And, sorry, but having read maybe one too many adult posts, or articles, or having heard maybe one too many personal testimonials extolling spanking as sexual foreplay I’m… just not comfortable with the idea of spanking as corporal punishment for children. Sorry, I’m just not.
And I don’t want to hear that “it doesn’t really hurt them that much.” Uh, uh, if it doesn’t hurt but it affects them through some other mechanism what’s that mechanism? Conflicted feelings of erotic sensation imposed by custodial/authority figures maybe? Sheeah, that’s going to make me more accepting.
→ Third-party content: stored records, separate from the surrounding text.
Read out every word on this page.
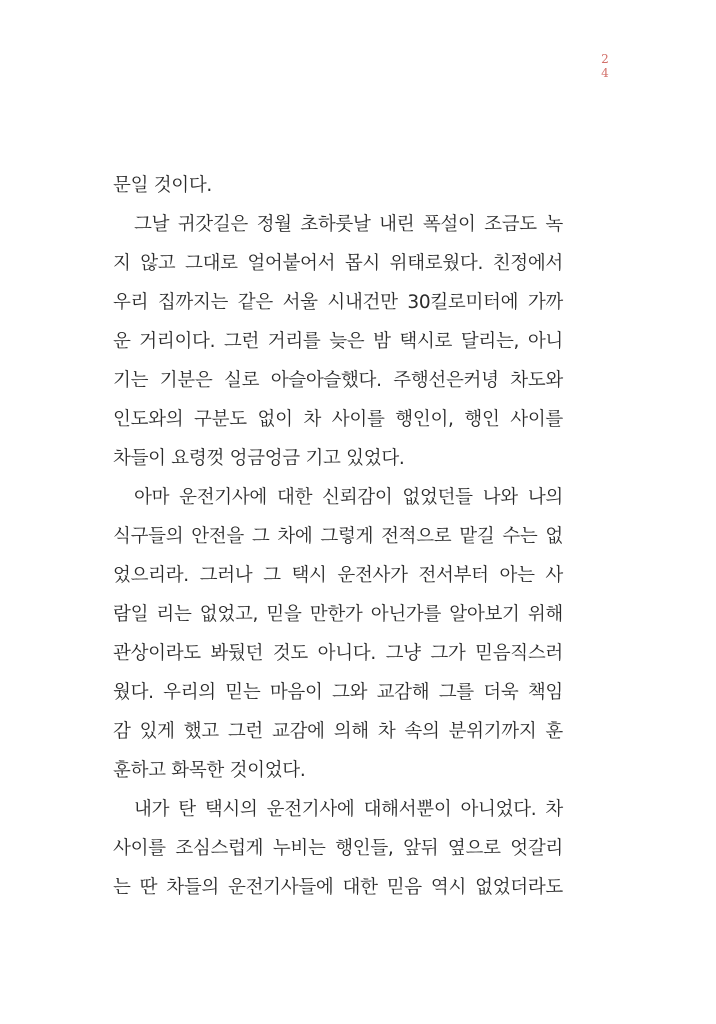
2
4
문일 것이다.
그날 귀갓길은 정월 초하룻날 내린 폭설이 조금도 녹
지 않고 그대로 얼어붙어서 몹시 위태로웠다. 친정에서
우리 집까지는 같은 서울 시내건만 30킬로미터에 가까
운 거리이다. 그런 거리를 늦은 밤 택시로 달리는, 아니
기는 기분은 실로 아슬아슬했다. 주행선은커녕 차도와
인도와의 구분도 없이 차 사이를 행인이, 행인 사이를
차들이 요령껏 엉금엉금 기고 있었다.
아마 운전기사에 대한 신뢰감이 없었던들 나와 나의
식구들의 안전을 그 차에 그렇게 전적으로 맡길 수는 없
었으리라. 그러나 그 택시 운전사가 전서부터 아는 사
람일 리는 없었고, 믿을 만한가 아닌가를 알아보기 위해
관상이라도 봐뒀던 것도 아니다. 그냥 그가 믿음직스러
웠다. 우리의 믿는 마음이 그와 교감해 그를 더욱 책임
감 있게 했고 그런 교감에 의해 차 속의 분위기까지 훈
훈하고 화목한 것이었다.
내가 탄 택시의 운전기사에 대해서뿐이 아니었다. 차
사이를 조심스럽게 누비는 행인들, 앞뒤 옆으로 엇갈리
는 딴 차들의 운전기사들에 대한 믿음 역시 없었더라도
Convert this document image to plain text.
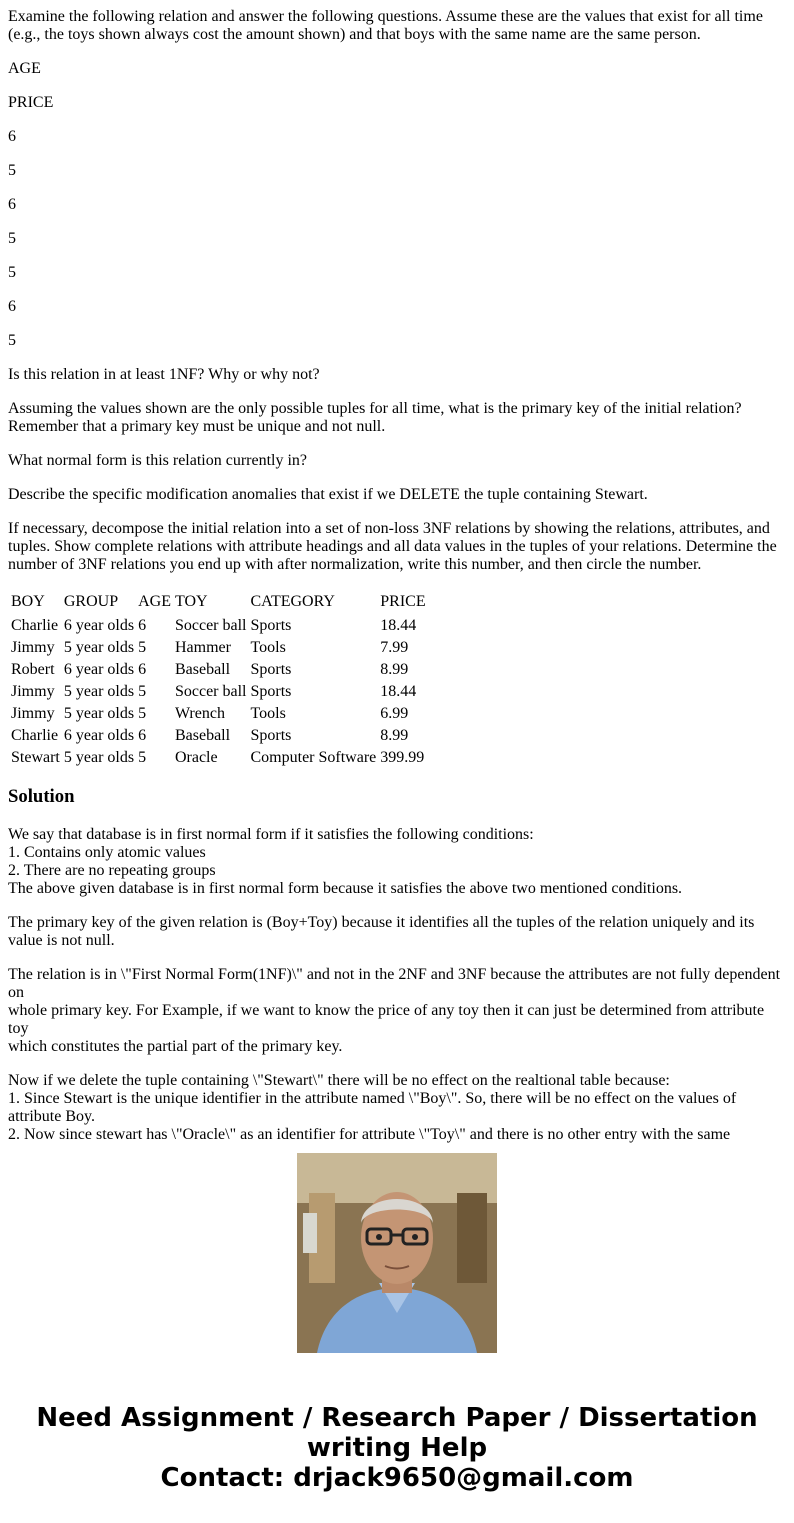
Examine the following relation and answer the following questions. Assume these are the values that exist for all time (e.g., the toys shown always cost the amount shown) and that boys with the same name are the same person.

AGE

PRICE

6

5

6

5

5

6

5

Is this relation in at least 1NF? Why or why not?

Assuming the values shown are the only possible tuples for all time, what is the primary key of the initial relation? Remember that a primary key must be unique and not null.

What normal form is this relation currently in?

Describe the specific modification anomalies that exist if we DELETE the tuple containing Stewart.

If necessary, decompose the initial relation into a set of non-loss 3NF relations by showing the relations, attributes, and tuples. Show complete relations with attribute headings and all data values in the tuples of your relations. Determine the number of 3NF relations you end up with after normalization, write this number, and then circle the number.

BOY	GROUP	AGE	TOY	CATEGORY	PRICE
Charlie	6 year olds	6	Soccer ball	Sports	18.44
Jimmy	5 year olds	5	Hammer	Tools	7.99
Robert	6 year olds	6	Baseball	Sports	8.99
Jimmy	5 year olds	5	Soccer ball	Sports	18.44
Jimmy	5 year olds	5	Wrench	Tools	6.99
Charlie	6 year olds	6	Baseball	Sports	8.99
Stewart	5 year olds	5	Oracle	Computer Software	399.99
Solution

We say that database is in first normal form if it satisfies the following conditions:
1. Contains only atomic values
2. There are no repeating groups
The above given database is in first normal form because it satisfies the above two mentioned conditions.

The primary key of the given relation is (Boy+Toy) because it identifies all the tuples of the relation uniquely and its value is not null.

The relation is in \"First Normal Form(1NF)\" and not in the 2NF and 3NF because the attributes are not fully dependent on
whole primary key. For Example, if we want to know the price of any toy then it can just be determined from attribute toy
which constitutes the partial part of the primary key.

Now if we delete the tuple containing \"Stewart\" there will be no effect on the realtional table because:
1. Since Stewart is the unique identifier in the attribute named \"Boy\". So, there will be no effect on the values of attribute Boy.
2. Now since stewart has \"Oracle\" as an identifier for attribute \"Toy\" and there is no other entry with the same

Need Assignment / Research Paper / Dissertation writing Help
Contact: drjack9650@gmail.com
I mean, for crying out loud, I’m pretty sure if these people were, I dunno, pinching their children’s nipples or some other non-genital behavior associated with adult BDSM the offender would, appropriately, find him or herself first in jail and then on a sex offender registry. So why, exactly, do we stand idly by while unsupervised parents eroticize their children’s asses? (And what, exactly, is the motivation behind emphasizing “bare bottom” spanking anyway? I mean WTF?)
Sorry. Time out works great. Sitting on the stairs works great. Losing computer time works great. Loss of play-date privileges works great. Long-boring-grownups-talking-about-consequences works too. You want to spank somebody, though, save it for a consenting adult. Where it’s appropriate. M’kay?
Because spanking kids? Eww! It’s not just wrong, it’s sick and wrong. And it’s not just sick and wrong, the more I think about it the more it’s just (the wrong kind of) perverted.